Attorney takes up sweet science, plans to fight later this year


Story and photos by Herman Delgado

Like the old days, the microphone drops down from the rafters, and a light shines on the announcer, “In this corner…standing five feet and tipping the scales at a solid 108 pounds…she hails from the Sun City…Sarah Valenzuela!”

It’s not the type of introduction Valenzuela gets in a courtroom, but that’s what she hopes to hear when she makes her amateur boxing debut in the upcoming months.

At first glance, it’s hard to imagine that this innocent, soft-spoken and baby faced young lady has aspirations of lacing up a pair of boxing gloves, stepping through the ropes and inflicting pain on someone.

After a long day of filing motions, standing up and shouting, “objection your Honor!” and putting bad people behind bars, this young, humble lawyer heads down to the Armijo Recreation Center. The gym is located in the Southside’s Segundo Barrio surrounded by many murals and children playing soccer in the dirt lot across the street.

She has already traded in her business suit, heels and briefcase for a gym bag with boxing gloves, hand wraps, head gear, and boxing shoes. Valenzuela is ready to put in 90 minutes of hard training. Shadow boxing, pounding the heavy bag, mitt work, double-end bag, sit-ups, jump rope, and at the end of the workout, she gives you that “eye of the tiger.”

It’s all in a day’s work inside the “square office,” and that loud bell from the timer that sits on a shelf next to the boxing ring has no meaning to her now … she’s done! Tomorrow morning, she returns to her office where she serves as General Attorney with U.S. Customs and Border Protection, and prepares to follow the same schedule she has been following since July 2017.

A 27-year-old attorney and 2015 graduate from the University of Texas at Austin Law School, Valenzuela has a love and passion for the law and the sweet science.

She recalls at a young age sitting down with her father, Salvador and late-grandfather, Vicente Hernandez, to watch the fights on TV.

“My Dad and Grandpa were big fight fans and I used to join them when they would watch the fights,” said Valenzuela. “I like fighting I guess that’s why I became an attorney.
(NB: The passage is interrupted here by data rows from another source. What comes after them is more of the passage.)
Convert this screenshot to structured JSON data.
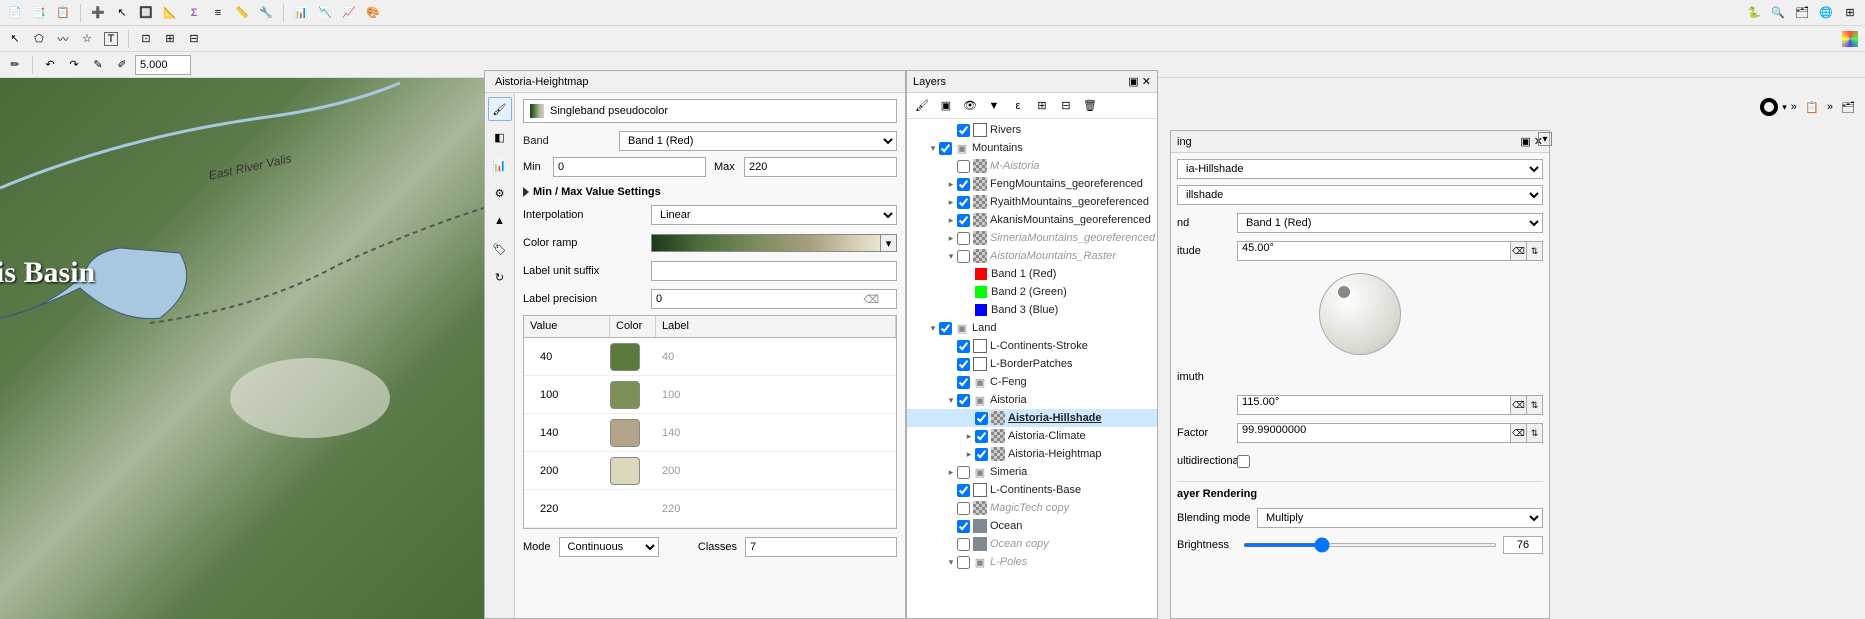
{
  "toolbars": {
    "spin_value": "5.000"
  },
  "map": {
    "basin_label": "is Basin",
    "river_label": "East River Valis"
  },
  "heightmap_panel": {
    "title": "Aistoria-Heightmap",
    "render_type": "Singleband pseudocolor",
    "band_label": "Band",
    "band_value": "Band 1 (Red)",
    "min_label": "Min",
    "min_value": "0",
    "max_label": "Max",
    "max_value": "220",
    "minmax_settings": "Min / Max Value Settings",
    "interp_label": "Interpolation",
    "interp_value": "Linear",
    "ramp_label": "Color ramp",
    "suffix_label": "Label unit suffix",
    "suffix_value": "",
    "precision_label": "Label precision",
    "precision_value": "0",
    "table_headers": {
      "value": "Value",
      "color": "Color",
      "label": "Label"
    },
    "rows": [
      {
        "value": "40",
        "color": "#5a7a3c",
        "label": "40"
      },
      {
        "value": "100",
        "color": "#7b9158",
        "label": "100"
      },
      {
        "value": "140",
        "color": "#b3a48a",
        "label": "140"
      },
      {
        "value": "200",
        "color": "#dcd8be",
        "label": "200"
      },
      {
        "value": "220",
        "color": "",
        "label": "220"
      }
    ],
    "mode_label": "Mode",
    "mode_value": "Continuous",
    "classes_label": "Classes",
    "classes_value": "7"
  },
  "layers_panel": {
    "title": "Layers",
    "tree": [
      {
        "indent": 2,
        "exp": "",
        "checked": true,
        "icon": "vector",
        "name": "Rivers",
        "style": ""
      },
      {
        "indent": 1,
        "exp": "▾",
        "checked": true,
        "icon": "group",
        "name": "Mountains",
        "style": ""
      },
      {
        "indent": 2,
        "exp": "",
        "checked": false,
        "icon": "raster",
        "name": "M-Aistoria",
        "style": "disabled"
      },
      {
        "indent": 2,
        "exp": "▸",
        "checked": true,
        "icon": "raster",
        "name": "FengMountains_georeferenced",
        "style": ""
      },
      {
        "indent": 2,
        "exp": "▸",
        "checked": true,
        "icon": "raster",
        "name": "RyaithMountains_georeferenced",
        "style": ""
      },
      {
        "indent": 2,
        "exp": "▸",
        "checked": true,
        "icon": "raster",
        "name": "AkanisMountains_georeferenced",
        "style": ""
      },
      {
        "indent": 2,
        "exp": "▸",
        "checked": false,
        "icon": "raster",
        "name": "SimeriaMountains_georeferenced",
        "style": "disabled"
      },
      {
        "indent": 2,
        "exp": "▾",
        "checked": false,
        "icon": "raster",
        "name": "AistoriaMountains_Raster",
        "style": "disabled"
      },
      {
        "indent": 3,
        "exp": "",
        "checked": null,
        "swatch": "#ff0000",
        "name": "Band 1 (Red)",
        "style": ""
      },
      {
        "indent": 3,
        "exp": "",
        "checked": null,
        "swatch": "#00ff00",
        "name": "Band 2 (Green)",
        "style": ""
      },
      {
        "indent": 3,
        "exp": "",
        "checked": null,
        "swatch": "#0000ff",
        "name": "Band 3 (Blue)",
        "style": ""
      },
      {
        "indent": 1,
        "exp": "▾",
        "checked": true,
        "icon": "group",
        "name": "Land",
        "style": ""
      },
      {
        "indent": 2,
        "exp": "",
        "checked": true,
        "icon": "vector",
        "name": "L-Continents-Stroke",
        "style": ""
      },
      {
        "indent": 2,
        "exp": "",
        "checked": true,
        "icon": "vector",
        "name": "L-BorderPatches",
        "style": ""
      },
      {
        "indent": 2,
        "exp": "",
        "checked": true,
        "icon": "group",
        "name": "C-Feng",
        "style": ""
      },
      {
        "indent": 2,
        "exp": "▾",
        "checked": true,
        "icon": "group",
        "name": "Aistoria",
        "style": ""
      },
      {
        "indent": 3,
        "exp": "",
        "checked": true,
        "icon": "raster",
        "name": "Aistoria-Hillshade",
        "style": "sel bold"
      },
      {
        "indent": 3,
        "exp": "▸",
        "checked": true,
        "icon": "raster",
        "name": "Aistoria-Climate",
        "style": ""
      },
      {
        "indent": 3,
        "exp": "▸",
        "checked": true,
        "icon": "raster",
        "name": "Aistoria-Heightmap",
        "style": ""
      },
      {
        "indent": 2,
        "exp": "▸",
        "checked": false,
        "icon": "group",
        "name": "Simeria",
        "style": ""
      },
      {
        "indent": 2,
        "exp": "",
        "checked": true,
        "icon": "vector",
        "name": "L-Continents-Base",
        "style": ""
      },
      {
        "indent": 2,
        "exp": "",
        "checked": false,
        "icon": "raster",
        "name": "MagicTech copy",
        "style": "disabled"
      },
      {
        "indent": 2,
        "exp": "",
        "checked": true,
        "icon": "ocean",
        "name": "Ocean",
        "style": ""
      },
      {
        "indent": 2,
        "exp": "",
        "checked": false,
        "icon": "ocean",
        "name": "Ocean copy",
        "style": "disabled"
      },
      {
        "indent": 2,
        "exp": "▾",
        "checked": false,
        "icon": "group",
        "name": "L-Poles",
        "style": "disabled"
      }
    ]
  },
  "props_panel": {
    "ing_suffix": "ing",
    "layer_sel": "ia-Hillshade",
    "type_sel": "illshade",
    "band_label_frag": "nd",
    "band_value": "Band 1 (Red)",
    "altitude_label_frag": "itude",
    "altitude_value": "45.00°",
    "azimuth_label_frag": "imuth",
    "azimuth_value": "115.00°",
    "zfactor_label_frag": "Factor",
    "zfactor_value": "99.99000000",
    "multidir_label_frag": "ultidirectional",
    "section_render": "ayer Rendering",
    "blend_label": "Blending mode",
    "blend_value": "Multiply",
    "bright_label": "Brightness",
    "bright_value": "76"
  }
}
It’s the same mentality, the same strategy…anticipating what your opponent is going to do and having a fighting attitude.”

It’s this fighting attitude that put her in contact with her boxing trainer, Robert Velez, a licensed referee in Texas and New Mexico and member of the WBC and NABF. He also happens to be a courtroom deputy for U.S. District Judge Philip R. Martinez.

It was Velez affiliation with boxing that she decided to ask him if he would teach her the sweet science.

“I was real reluctant and I didn’t think that that she would take it serious,” Velez said. “She was going to karate and they weren’t taking her serious.”

The two decided to give it a try, met up at Armijo, it’s been almost a year, and things look good.

“Right now, I’m real excited about watching her progress, getting better and better every time,” said Velez. “She’s getting more comfortable…I remember her in the beginning she couldn’t shadowbox, she couldn’t understand the concept of punching the air. It was very hard for her to get comfortable shadowboxing and now to see her progressing I get really excited watching her every time she reaches a level.”

If her passion and love for the sport is any indication of where her career will take her, she might be trading in her boxing robe for a black robe one day.

*Pending her clearance, Valenzuela has received a tentative offer to become an Assistant U.S. Attorney for the Western District of Texas El Paso Division.